第1章 入学式
「はーい。皆ー席につけーぃ」
ガラガラガラッとドアの開ける音をだしながらこの1-Bのクラスに入ってくる担任と思われる先生。
「えーこのクラスの担任だ」
言いながら綺麗にされた黒板に新しいチョークで担任の名前を書いていく。
それを俺ーー辻 湊人は、伏せていた顔を上げながら見る。
黒板には馬原 信時と書いてありうまはらと読むのではなく、まはら のぶときと読むらしい。
馬原先生はあだなやらなんやら適当に呼んでいいぞーということで、クラス内で決めた結果。
『まっさん』
となった。
そのまっさんにクラスの奴らは様々な質問をし、最後に定番の『何歳ですかー?』という質問で『まぁー、30歳前後ということにしておいて』というかたちで終わった。

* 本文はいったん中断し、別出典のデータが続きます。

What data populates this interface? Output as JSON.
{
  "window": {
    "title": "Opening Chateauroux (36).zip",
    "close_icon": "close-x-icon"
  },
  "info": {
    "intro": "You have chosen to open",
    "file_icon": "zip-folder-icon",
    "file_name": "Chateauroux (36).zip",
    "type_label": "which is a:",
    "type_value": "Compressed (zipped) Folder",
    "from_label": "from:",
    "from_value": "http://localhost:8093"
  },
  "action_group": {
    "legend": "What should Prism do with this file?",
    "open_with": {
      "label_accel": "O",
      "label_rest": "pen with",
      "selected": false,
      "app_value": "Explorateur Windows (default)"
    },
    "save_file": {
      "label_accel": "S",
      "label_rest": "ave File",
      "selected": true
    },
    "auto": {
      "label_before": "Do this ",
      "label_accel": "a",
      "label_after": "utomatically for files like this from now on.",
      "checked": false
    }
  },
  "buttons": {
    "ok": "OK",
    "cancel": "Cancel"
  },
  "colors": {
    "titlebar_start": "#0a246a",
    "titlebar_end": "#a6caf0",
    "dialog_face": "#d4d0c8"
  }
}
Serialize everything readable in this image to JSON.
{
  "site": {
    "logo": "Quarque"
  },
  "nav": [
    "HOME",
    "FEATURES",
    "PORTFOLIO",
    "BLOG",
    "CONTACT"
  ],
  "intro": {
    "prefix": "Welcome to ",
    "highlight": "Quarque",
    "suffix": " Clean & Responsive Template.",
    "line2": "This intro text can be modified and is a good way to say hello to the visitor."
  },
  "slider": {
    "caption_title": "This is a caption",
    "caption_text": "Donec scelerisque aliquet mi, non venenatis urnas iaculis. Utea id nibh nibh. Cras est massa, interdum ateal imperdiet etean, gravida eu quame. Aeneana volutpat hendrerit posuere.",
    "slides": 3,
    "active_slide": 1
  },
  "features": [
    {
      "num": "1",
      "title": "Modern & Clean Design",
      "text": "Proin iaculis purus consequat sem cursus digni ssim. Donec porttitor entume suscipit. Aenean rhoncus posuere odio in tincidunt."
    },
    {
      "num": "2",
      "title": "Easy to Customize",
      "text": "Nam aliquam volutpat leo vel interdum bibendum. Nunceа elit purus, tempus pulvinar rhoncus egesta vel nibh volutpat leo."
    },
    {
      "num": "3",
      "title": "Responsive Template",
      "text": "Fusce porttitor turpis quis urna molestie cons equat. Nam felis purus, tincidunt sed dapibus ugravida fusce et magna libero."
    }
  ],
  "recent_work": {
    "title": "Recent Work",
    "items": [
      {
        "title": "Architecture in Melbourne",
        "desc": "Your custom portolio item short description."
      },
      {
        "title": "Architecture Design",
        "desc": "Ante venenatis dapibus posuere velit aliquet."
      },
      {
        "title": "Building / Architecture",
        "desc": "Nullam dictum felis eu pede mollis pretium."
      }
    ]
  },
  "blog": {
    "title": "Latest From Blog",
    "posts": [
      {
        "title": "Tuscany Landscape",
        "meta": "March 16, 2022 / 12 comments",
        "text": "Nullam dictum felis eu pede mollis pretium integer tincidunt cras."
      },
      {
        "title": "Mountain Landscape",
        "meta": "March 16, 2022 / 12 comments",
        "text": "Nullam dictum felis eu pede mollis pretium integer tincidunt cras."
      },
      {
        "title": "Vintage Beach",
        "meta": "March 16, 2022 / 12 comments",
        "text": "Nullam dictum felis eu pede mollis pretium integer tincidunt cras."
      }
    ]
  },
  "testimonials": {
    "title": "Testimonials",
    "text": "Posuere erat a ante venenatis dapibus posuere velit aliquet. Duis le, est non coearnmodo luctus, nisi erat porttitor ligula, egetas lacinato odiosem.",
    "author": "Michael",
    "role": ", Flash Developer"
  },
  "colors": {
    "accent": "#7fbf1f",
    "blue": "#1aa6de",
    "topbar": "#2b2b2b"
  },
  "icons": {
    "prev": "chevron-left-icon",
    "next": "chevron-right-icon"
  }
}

別に俺はまっさんの年なんかどうでもいいし、まっさんの趣味やらなんやら興味なんかないが良いことを聞いた。
それは、
「まっさん野球部の顧問だってな!」
そう。
それだ。
また顔を伏せていた俺に前の席の佐々木 蓮は俺の心情を悟ったかのように言ってくる。
蓮は俺の心友というものであり、パートナーというものでもある。
まぁ小中高一緒ということもあり、世間一般に言えば『腐れ縁』だ。
「なぁ湊人聞いてるー?」
「あぁ。聞いてるよ。まっさんが顧問だろ」
「そーそー。ずっとさ顧問誰だろーなーとか思ってたんだけど…まっさんで良かったぁー」
これまでの会話から察するにわかるだろうが、そう俺達は野球部に入るつもりなんだ。